Chinese fuel trader HY Energy is suing U.S. banking giants JP Morgan and Citigroup for blocked payments to a Chinese oil firm a year before the latter was sanctioned by the U.S. Treasury for dealing with Iranian oil, Bloomberg reports.
HY Energy, a regional fuel trader in eastern China, alleges in two separate lawsuits filed in Shanghai and Beijing that JP Morgan and Citi failed to process and complete transfers for a total of $40 million to China Oil and Petroleum Company Limited (COPC) back in 2023.
This was months before COPC was designated in by the U.S. Department of the Treasury’s Office of Foreign Assets Control (OFAC) for being a front company for Iran’s Islamic Revolutionary Guard Corps-Qods Force (IRGC-QF).
China Oil and Petroleum Company was designated “for having materially assisted, sponsored, or provided financial, material, or technological support for, or goods or services to or in support of, the IRGC-QF,” the Treasury said in February 2024. OFAC designated the Hong Kong-based front company for being “involved in the sale of hundreds of millions of dollars’ worth of Iranian commodities for the benefit of the Islamic Revolutionary Guard Corps-Qods Force (IRGC-QF).”

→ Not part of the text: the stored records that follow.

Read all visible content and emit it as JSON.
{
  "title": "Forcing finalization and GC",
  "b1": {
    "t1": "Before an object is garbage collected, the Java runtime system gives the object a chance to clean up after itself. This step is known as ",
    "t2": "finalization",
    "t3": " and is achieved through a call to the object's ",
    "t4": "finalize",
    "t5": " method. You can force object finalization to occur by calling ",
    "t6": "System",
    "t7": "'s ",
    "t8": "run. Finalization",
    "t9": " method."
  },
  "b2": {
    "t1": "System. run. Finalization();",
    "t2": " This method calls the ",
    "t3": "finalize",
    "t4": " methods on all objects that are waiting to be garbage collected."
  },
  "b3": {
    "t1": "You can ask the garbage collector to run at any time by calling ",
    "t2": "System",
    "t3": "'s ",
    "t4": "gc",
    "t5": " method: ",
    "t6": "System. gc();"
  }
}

In its lawsuits against JP Morgan and Citi, the Chinese fuel trader HY Energy alleges that the timing of the unprocessed payments precedes the sanctions against China Oil and Petroleum Company by months and thus lacks any basis.
The U.S. banks informed HY Energy in May 2024 – that’s after the sanctions were placed – that the payments have been released to the OFAC. The Chinese plaintiff alleges the banks should be held liable for the financial losses they have incurred to the Chinese firms.
Amid the ongoing Middle East crisis, the U.S. has just escalated the sanctions on Chinese companies for buying Iranian oil by placing Hengli Petrochemical, one of China’s largest independent refiners, under sanctions.
The escalation of sanctions also escalated the U.S.-China trade tensions, with China early this week formally invoking its 2021 Blocking Rules for the first time to counteract U.S. sanctions against five Chinese oil refineries. Beijing has issued a prohibition order instructing all entities operating in China to disregard and not implement U.S. sanctions placed on five targeted refiners.